When Reasoning Beats Scale: A 1.5B Reasoning Model Outranks 13B LLMs as Discriminator

This paper demonstrates that a 1.5B parameter reasoning model (Distill-R1) outperforms larger non-reasoning LLMs as a discriminator in a text-to-SQL planning framework by leveraging a novel soft score extraction method from chain-of-thought outputs, though it struggles significantly as a generator.
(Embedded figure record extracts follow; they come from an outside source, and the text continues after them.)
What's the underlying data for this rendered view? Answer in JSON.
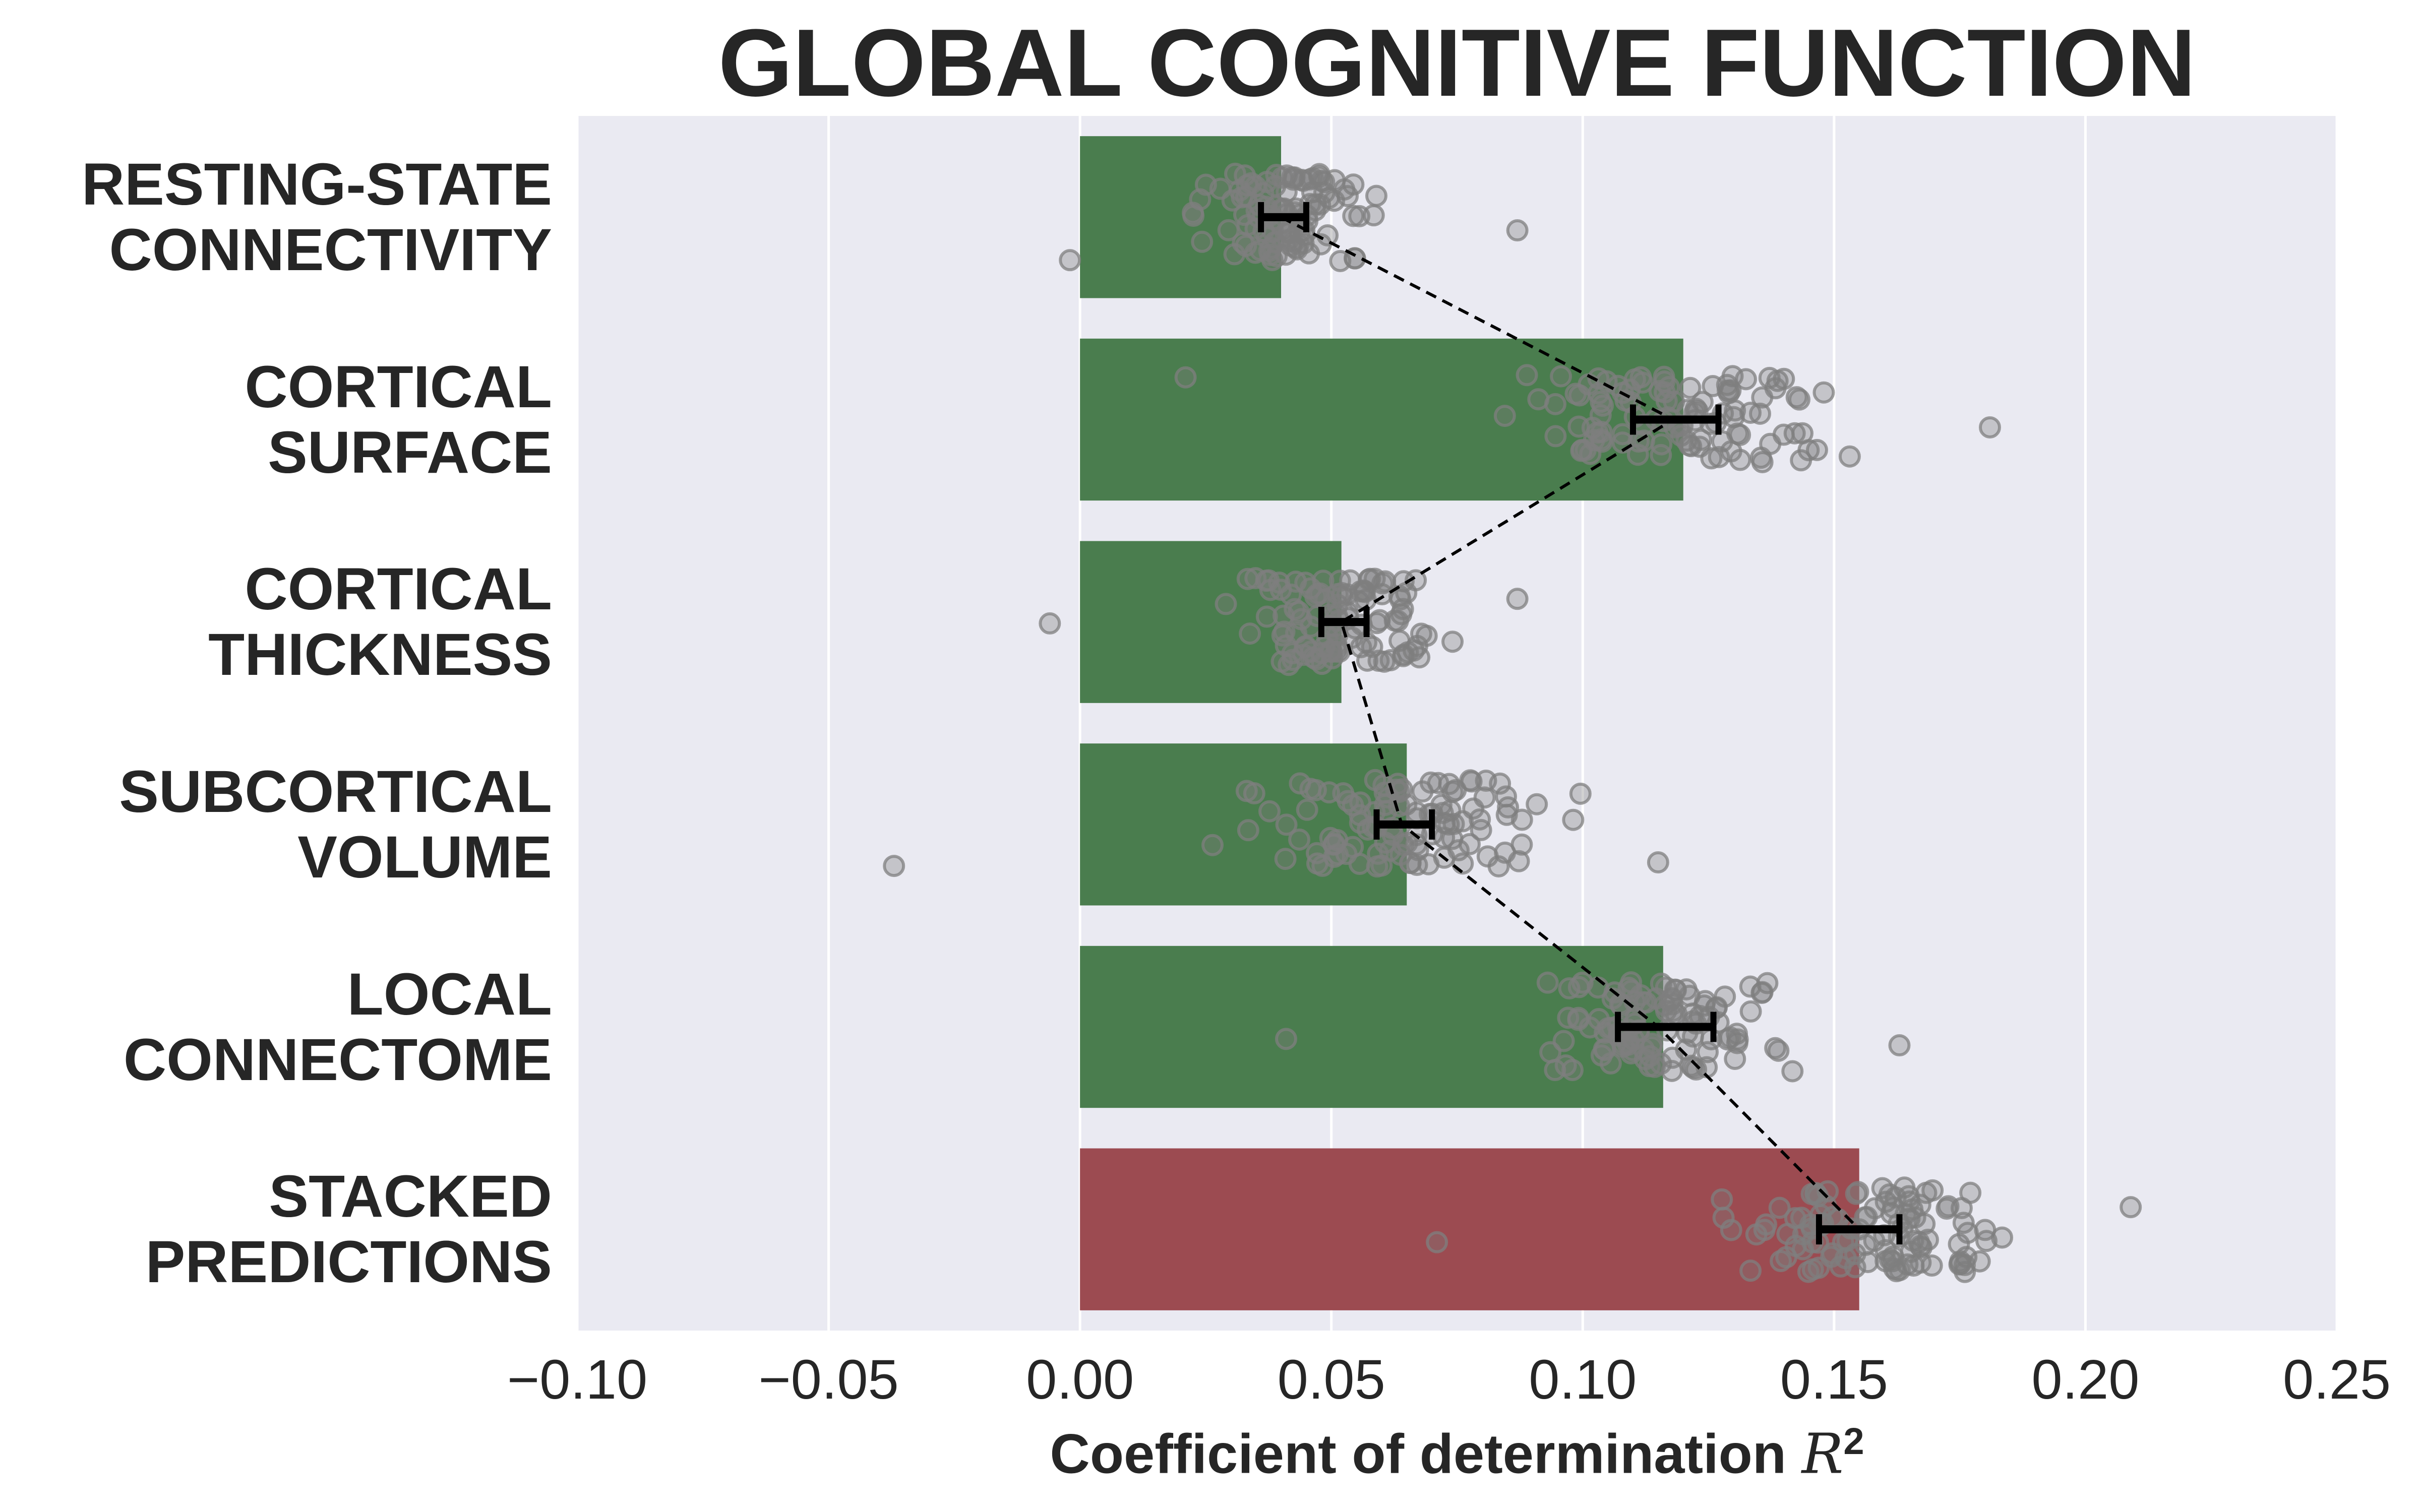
{
  "chart_data": {
    "type": "bar",
    "orientation": "horizontal",
    "title": "GLOBAL COGNITIVE FUNCTION",
    "xlabel": "Coefficient of determination",
    "xlabel_math": "R",
    "xlabel_exponent": "2",
    "xlim": [
      -0.1,
      0.25
    ],
    "xticks": [
      -0.1,
      -0.05,
      0.0,
      0.05,
      0.1,
      0.15,
      0.2,
      0.25
    ],
    "xtick_labels": [
      "−0.10",
      "−0.05",
      "0.00",
      "0.05",
      "0.10",
      "0.15",
      "0.20",
      "0.25"
    ],
    "grid": true,
    "categories": [
      [
        "RESTING-STATE",
        "CONNECTIVITY"
      ],
      [
        "CORTICAL",
        "SURFACE"
      ],
      [
        "CORTICAL",
        "THICKNESS"
      ],
      [
        "SUBCORTICAL",
        "VOLUME"
      ],
      [
        "LOCAL",
        "CONNECTOME"
      ],
      [
        "STACKED",
        "PREDICTIONS"
      ]
    ],
    "values": [
      0.04,
      0.12,
      0.052,
      0.065,
      0.116,
      0.155
    ],
    "bar_colors": [
      "#4a7d4e",
      "#4a7d4e",
      "#4a7d4e",
      "#4a7d4e",
      "#4a7d4e",
      "#9c4b51"
    ],
    "mean_errorbars": [
      {
        "center": 0.04,
        "low": 0.036,
        "high": 0.045
      },
      {
        "center": 0.118,
        "low": 0.11,
        "high": 0.127
      },
      {
        "center": 0.052,
        "low": 0.048,
        "high": 0.057
      },
      {
        "center": 0.064,
        "low": 0.059,
        "high": 0.07
      },
      {
        "center": 0.115,
        "low": 0.107,
        "high": 0.126
      },
      {
        "center": 0.155,
        "low": 0.147,
        "high": 0.163
      }
    ],
    "scatter_distribution": [
      {
        "min": -0.002,
        "max": 0.087,
        "mean": 0.04,
        "n": 110
      },
      {
        "min": 0.021,
        "max": 0.181,
        "mean": 0.118,
        "n": 110
      },
      {
        "min": -0.006,
        "max": 0.087,
        "mean": 0.052,
        "n": 110
      },
      {
        "min": -0.037,
        "max": 0.115,
        "mean": 0.064,
        "n": 110
      },
      {
        "min": 0.041,
        "max": 0.163,
        "mean": 0.115,
        "n": 110
      },
      {
        "min": 0.071,
        "max": 0.209,
        "mean": 0.155,
        "n": 110
      }
    ],
    "colors": {
      "background": "#eaeaf2",
      "grid": "#ffffff",
      "text": "#262626",
      "scatter_edge": "#7f7f7f",
      "errorbar": "#000000",
      "connector": "#000000"
    }
  }
}
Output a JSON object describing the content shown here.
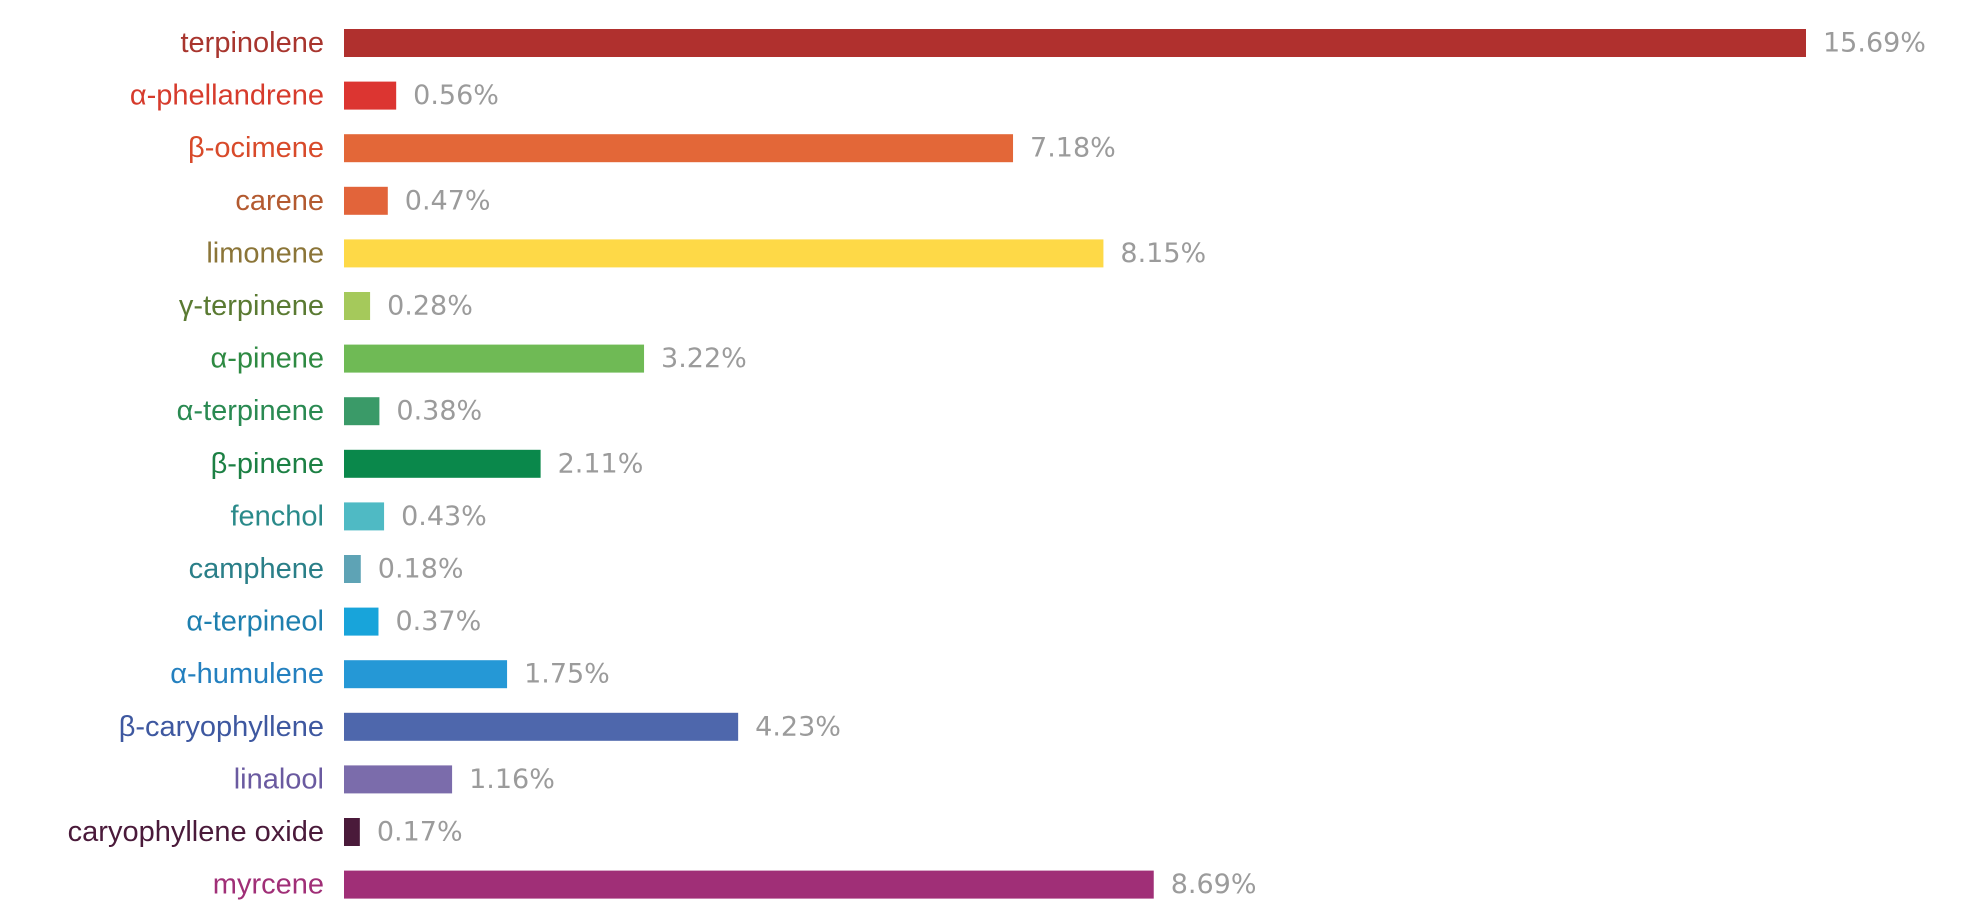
{
  "chart_data": {
    "type": "bar",
    "orientation": "horizontal",
    "title": "",
    "xlabel": "",
    "ylabel": "",
    "grid": false,
    "xlim": [
      0,
      15.69
    ],
    "categories": [
      "terpinolene",
      "α-phellandrene",
      "β-ocimene",
      "carene",
      "limonene",
      "γ-terpinene",
      "α-pinene",
      "α-terpinene",
      "β-pinene",
      "fenchol",
      "camphene",
      "α-terpineol",
      "α-humulene",
      "β-caryophyllene",
      "linalool",
      "caryophyllene oxide",
      "myrcene"
    ],
    "values": [
      15.69,
      0.56,
      7.18,
      0.47,
      8.15,
      0.28,
      3.22,
      0.38,
      2.11,
      0.43,
      0.18,
      0.37,
      1.75,
      4.23,
      1.16,
      0.17,
      8.69
    ],
    "value_labels": [
      "15.69%",
      "0.56%",
      "7.18%",
      "0.47%",
      "8.15%",
      "0.28%",
      "3.22%",
      "0.38%",
      "2.11%",
      "0.43%",
      "0.18%",
      "0.37%",
      "1.75%",
      "4.23%",
      "1.16%",
      "0.17%",
      "8.69%"
    ],
    "bar_colors": [
      "#b0302e",
      "#dc3531",
      "#e36738",
      "#e2643a",
      "#fed947",
      "#a5c95b",
      "#6fba55",
      "#3a9a68",
      "#0a884b",
      "#4fbac4",
      "#5ea3b5",
      "#18a4da",
      "#2598d6",
      "#4e67ac",
      "#7b6cab",
      "#4a1a3a",
      "#a02f77"
    ],
    "label_colors": [
      "#a8352e",
      "#d63b2c",
      "#d84a2a",
      "#b35a30",
      "#8b7538",
      "#5a7a32",
      "#2e8a42",
      "#2a8a52",
      "#1c8044",
      "#2a8a8a",
      "#2a7f88",
      "#1e7fae",
      "#2480bf",
      "#3e58a0",
      "#6a5aa0",
      "#4a1a3a",
      "#a02f77"
    ],
    "value_label_color": "#9b9b9b"
  }
}
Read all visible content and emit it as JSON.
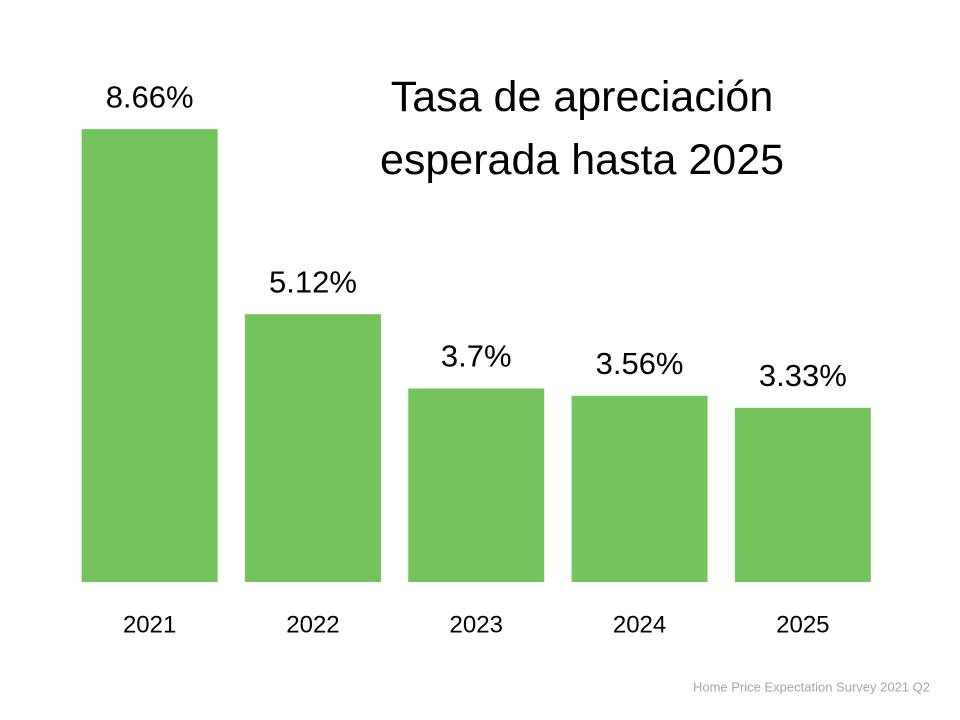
{
  "chart_data": {
    "type": "bar",
    "title": "Tasa de apreciación esperada hasta 2025",
    "categories": [
      "2021",
      "2022",
      "2023",
      "2024",
      "2025"
    ],
    "values": [
      8.66,
      5.12,
      3.7,
      3.56,
      3.33
    ],
    "value_labels": [
      "8.66%",
      "5.12%",
      "3.7%",
      "3.56%",
      "3.33%"
    ],
    "color": "#75c35c",
    "source": "Home Price Expectation Survey 2021 Q2"
  }
}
Large Language Model, Reasoning, Planning, Multi-Agent, Classification

Md Fahim Anjum

University of California San Francisco

Generated by grok-3

Background Problem

The paper addresses the integration of reasoning-capable Large Language Models (LLMs) into planning frameworks, focusing on their underexplored potential as discriminators compared to traditional non-reasoning LLMs. The key problem is understanding whether reasoning models, which leverage chain-of-thought (CoT) reasoning, can outperform larger non-reasoning models in evaluating candidate solutions within a generator-discriminator architecture, specifically for the text-to-SQL task. This work aims to solve the gap in systematic evaluation of reasoning models in agentic frameworks, hypothesizing that their structured reasoning abilities could enhance discrimination accuracy and overall planning performance despite smaller model sizes.

Method

The core method involves deploying a distilled 1.5B parameter reasoning model (Distill-R1) as a discriminator within a generator-discriminator LLM planning framework for text-to-SQL tasks. The framework operates in three stages: generation of candidate SQL queries by a generator LLM, evaluation of these candidates by a discriminator LLM, and re-ranking based on scores for final selection. A novel approach is introduced to extract soft scores from the CoT outputs of the reasoning model by prompting it to output decisions in a JSON format (key ‘correct’ with ‘true’ or ‘false’), parsing the logits, and normalizing them via softmax to derive a probability score for ranking candidates. This contrasts with non-reasoning models, which use straightforward token-level probabilities for ‘Yes’ responses. The method also tests variations like naive discrimination (no additional info) and enhanced discrimination (with executability checks), alongside factors such as test-time compute budget and contextual augmentation with database schemas.

Experiment

The experiments were conducted on a subset of 400 examples from the Spider dataset for text-to-SQL tasks, uniformly sampled across difficulty levels to ensure balance, though this subset might limit generalizability. The setup compares Distill-R1-1.5B against non-reasoning LLMs like CodeLlama-7B and 13B, using intrinsic metrics (e.g., F1, Hit@1) for discrimination and end-to-end metrics (e.g., execution accuracy) for overall performance. Results show Distill-R1 achieving up to 87% higher F1 and 3.7% better discrimination accuracy than CodeLlama-7B, and 3.7% higher execution accuracy than CodeLlama-13B, which is impressive given the size disparity. However, increasing compute budget beyond 1024 tokens or adding schema context yielded diminishing returns (<0.4% gain), and very low budgets led to severe performance drops (<2% accuracy). As a generator, Distill-R1 underperformed compared to even smaller non-reasoning models (e.g., 56.9% lower execution accuracy than TinyLlama-1.1B). The setup is reasonable for resource constraints but lacks depth in exploring why reasoning limits exist or testing across diverse tasks, and the comparison might be biased if non-reasoning models weren’t similarly optimized. Overall, results partially match the hypothesis of superior discrimination but highlight unexpected generation weaknesses.

Further Thoughts

The findings of this paper open up intriguing avenues for rethinking the design of agentic frameworks, particularly the specialized roles of reasoning versus non-reasoning models. The superior discrimination performance of Distill-R1 suggests that reasoning models might be best utilized in evaluation-heavy tasks, potentially extending beyond text-to-SQL to domains like automated debugging or decision-making systems where nuanced judgment is critical. However, their poor generation performance raises questions about whether this is a fundamental limitation of reasoning architectures or a training artifact—could hybrid models combining reasoning for discrimination and non-reasoning for generation be more effective? Additionally, the diminishing returns with increased compute budget resonate with broader scaling law discussions in LLMs, hinting at potential inefficiencies in how reasoning is implemented or elicited. This connects to recent works on emergent abilities in LLMs, where beyond a certain scale or compute threshold, qualitative improvements plateau. Future research could explore fine-tuning reasoning models specifically for discrimination tasks or investigate mechanistic reasons for reasoning limits, perhaps by analyzing attention patterns in CoT outputs. Cross-domain testing is also crucial to validate if these insights hold in less structured tasks like natural language reasoning or creative problem-solving.